During his opening remarks, committee chairman James Comer said FDA was “failing to consistently and effectively regulate tobacco products,” going on to highlight that FDA “delayed review of applications for products that can reduce harm for many Americans” and that its “failure to regulate has allowed unsafe and illicit products to proliferate.”
During the hearing, Comer said, ““I think it’s safe to say the current regulatory process at the CTP [Center for Tobacco Products] is not at all what Congress envisioned when it passed the Tobacco Control Act 15 years ago. From the Reagan-Udall report you commissioned and recent court rulings, I have to conclude that those seeking to play by the rules don’t even know what the rules are because FDA won’t tell them.”
“Given what I just described, do you even want a functional regulatory process for these products or is it the objective to target the US tobacco industry, even if it means allowing a flood of Chinese products containing God knows what into this country?”
Commissioner Califf responded by saying, “[…] What was not even present when the initial law was passed that you referred to was the presence of vaping or e-cigarettes.

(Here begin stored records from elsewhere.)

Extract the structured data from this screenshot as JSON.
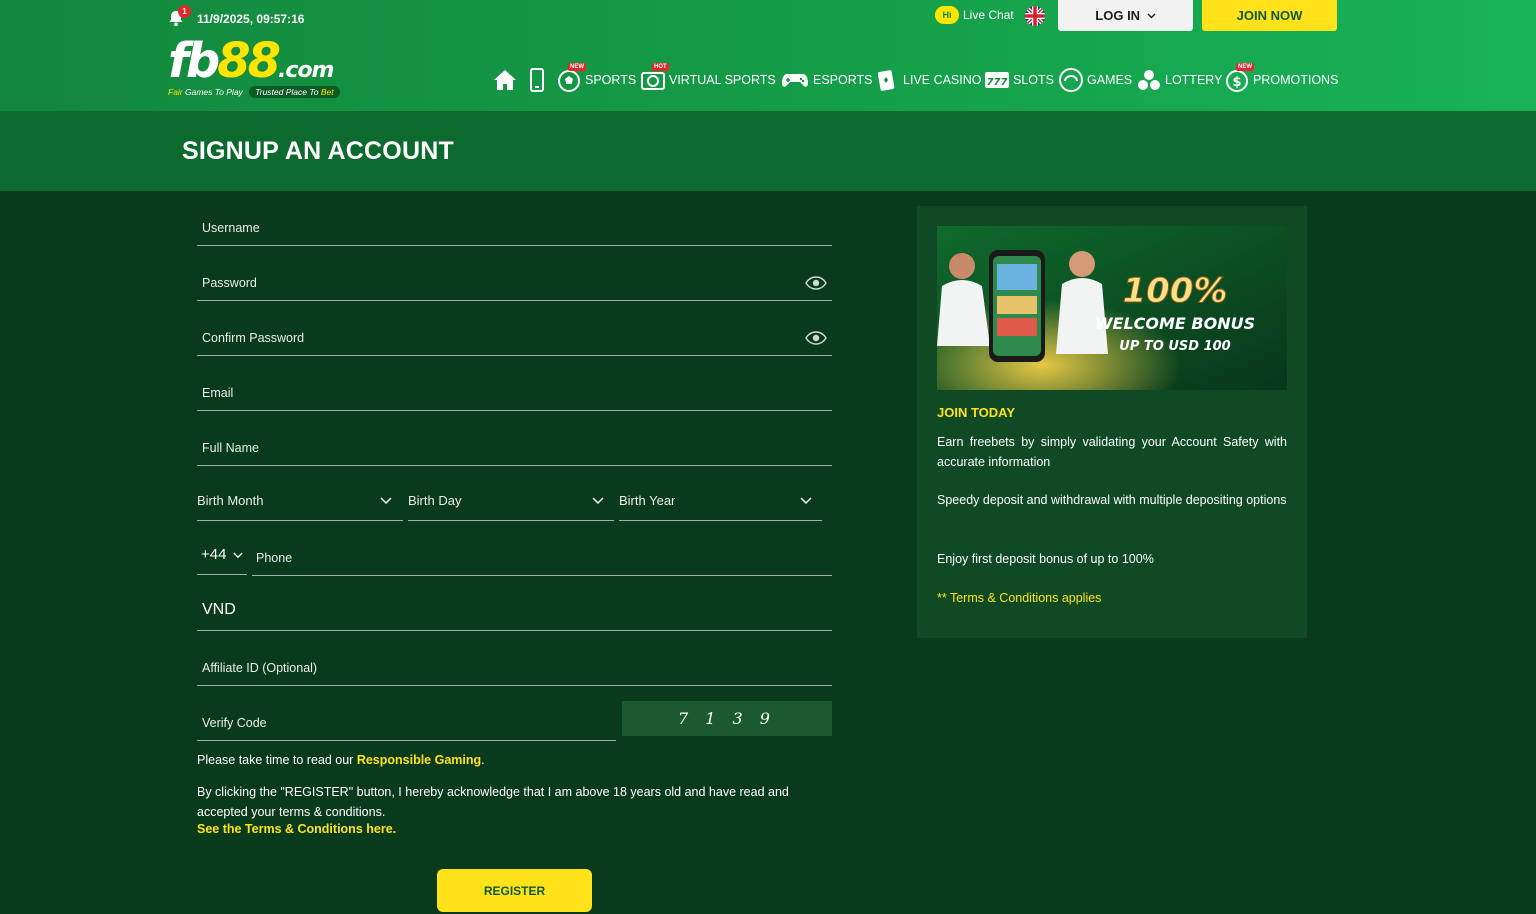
{
  "header": {
    "notification_count": "1",
    "datetime": "11/9/2025, 09:57:16",
    "logo": {
      "fb": "fb",
      "num": "88",
      "com": ".com",
      "tagline_1_pre": "Fair",
      "tagline_1_post": " Games To Play",
      "tagline_2_pre": "Trusted Place To ",
      "tagline_2_post": "Bet"
    },
    "live_chat_badge": "Hi",
    "live_chat_label": "Live Chat",
    "login_label": "LOG IN",
    "join_label": "JOIN NOW"
  },
  "nav": {
    "items": [
      {
        "label": "SPORTS",
        "badge": "NEW",
        "icon": "soccer-ball-icon"
      },
      {
        "label": "VIRTUAL SPORTS",
        "badge": "HOT",
        "icon": "virtual-sports-icon"
      },
      {
        "label": "ESPORTS",
        "icon": "gamepad-icon"
      },
      {
        "label": "LIVE CASINO",
        "icon": "cards-icon"
      },
      {
        "label": "SLOTS",
        "icon": "slots-777-icon"
      },
      {
        "label": "GAMES",
        "icon": "games-icon"
      },
      {
        "label": "LOTTERY",
        "icon": "lottery-balls-icon"
      },
      {
        "label": "PROMOTIONS",
        "badge": "NEW",
        "icon": "dollar-coin-icon"
      }
    ]
  },
  "page": {
    "title": "SIGNUP AN ACCOUNT"
  },
  "form": {
    "username_placeholder": "Username",
    "password_placeholder": "Password",
    "confirm_password_placeholder": "Confirm Password",
    "email_placeholder": "Email",
    "full_name_placeholder": "Full Name",
    "birth_month": "Birth Month",
    "birth_day": "Birth Day",
    "birth_year": "Birth Year",
    "phone_prefix": "+44",
    "phone_placeholder": "Phone",
    "currency": "VND",
    "affiliate_placeholder": "Affiliate ID (Optional)",
    "verify_placeholder": "Verify Code",
    "captcha": "7139",
    "responsible_pre": "Please take time to read our ",
    "responsible_link": "Responsible Gaming",
    "responsible_post": ".",
    "acknowledge": "By clicking the \"REGISTER\" button, I hereby acknowledge that I am above 18 years old and have read and accepted your terms & conditions.",
    "terms_link": "See the Terms & Conditions here.",
    "register_label": "REGISTER"
  },
  "promo": {
    "banner": {
      "headline": "100%",
      "line2": "WELCOME BONUS",
      "line3": "UP TO USD 100"
    },
    "heading": "JOIN TODAY",
    "p1": "Earn freebets by simply validating your Account Safety with accurate information",
    "p2": "Speedy deposit and withdrawal with multiple depositing options",
    "p3": "Enjoy first deposit bonus of up to 100%",
    "terms": "** Terms & Conditions applies"
  },
  "colors": {
    "header_green": "#13873c",
    "title_band": "#0d6a2e",
    "body_bg": "#0a3a1c",
    "panel_bg": "#0f4a24",
    "accent_yellow": "#ffe21a"
  }
}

No one anticipated there would be twenty-six million plus applications of vaping products. That is a bit overwhelming. […]

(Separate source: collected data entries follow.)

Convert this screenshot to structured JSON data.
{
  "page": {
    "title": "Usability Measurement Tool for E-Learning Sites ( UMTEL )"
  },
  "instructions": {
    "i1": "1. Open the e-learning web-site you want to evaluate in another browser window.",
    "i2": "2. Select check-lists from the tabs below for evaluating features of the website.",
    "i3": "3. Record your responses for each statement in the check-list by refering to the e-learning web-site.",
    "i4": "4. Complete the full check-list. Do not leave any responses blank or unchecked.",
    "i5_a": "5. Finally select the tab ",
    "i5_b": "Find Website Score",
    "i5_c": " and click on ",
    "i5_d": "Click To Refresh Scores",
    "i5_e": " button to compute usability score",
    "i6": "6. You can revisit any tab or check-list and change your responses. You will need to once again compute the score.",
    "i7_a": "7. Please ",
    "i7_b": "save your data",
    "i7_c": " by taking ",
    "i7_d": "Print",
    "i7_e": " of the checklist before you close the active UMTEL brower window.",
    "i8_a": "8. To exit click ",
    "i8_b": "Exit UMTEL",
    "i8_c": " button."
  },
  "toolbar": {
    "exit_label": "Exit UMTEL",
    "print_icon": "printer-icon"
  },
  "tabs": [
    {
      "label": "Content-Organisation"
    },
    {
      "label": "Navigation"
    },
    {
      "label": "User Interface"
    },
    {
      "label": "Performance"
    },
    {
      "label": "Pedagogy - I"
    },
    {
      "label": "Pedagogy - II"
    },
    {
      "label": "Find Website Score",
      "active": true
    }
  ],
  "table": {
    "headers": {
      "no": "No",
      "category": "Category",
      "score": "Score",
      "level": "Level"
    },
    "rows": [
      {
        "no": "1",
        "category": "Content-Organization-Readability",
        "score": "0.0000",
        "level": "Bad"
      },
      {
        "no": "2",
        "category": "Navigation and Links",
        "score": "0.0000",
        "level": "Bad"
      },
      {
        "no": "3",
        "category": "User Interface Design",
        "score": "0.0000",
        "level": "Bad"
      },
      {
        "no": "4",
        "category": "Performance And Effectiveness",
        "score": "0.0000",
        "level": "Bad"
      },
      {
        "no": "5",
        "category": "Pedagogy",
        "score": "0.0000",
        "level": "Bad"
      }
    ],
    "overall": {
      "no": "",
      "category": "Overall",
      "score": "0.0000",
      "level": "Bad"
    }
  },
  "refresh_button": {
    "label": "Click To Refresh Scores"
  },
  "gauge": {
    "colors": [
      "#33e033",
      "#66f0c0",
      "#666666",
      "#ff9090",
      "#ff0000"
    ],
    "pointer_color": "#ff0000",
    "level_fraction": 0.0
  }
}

“It bothers me as much it does you to see what’s on our shelves. I do want you to know that we’ve really picked up our enforcement. Over six-hundred warning letters to manufacturers, hundreds of civil money penalties now, and we’ve also now begun to do injunctions…”
Rep. Virginia Foxx (R-NC) noted that despite FDA doubling CTP’s staff, it has delayed approving pre-market tobacco product applications and that demand for these products has been filled by illicit products. Commissioner Califf responded that CTP received over 26 million applications, and that the agency had completed reviewing 99% of those applications. Foxx added, “But you know among those applications are very frivolous applications. And there’s like a couple of dozen in there that are coming from legitimate places. You all should have focused your attention on those. It’s hard to believe that an agency that’s doubled its staff over a decade to over twelve hundred, receives over 700 million dollars per year in funding, is still not meeting the deadline for these PMTAs, the serious ones again.”
Rep. Russell Fry (R-SC) asked, “Does CTP still believe in the continuum of risk of nicotine products and does FDA think it’s helpful for adult smokers who would otherwise continue smoking cigarettes to switch from combustible cigarettes to smoke free alternatives?” To which Califf answered, “There’s not a yes or no answer to that because for adults, the best thing to do is to stop using tobacco products altogether.”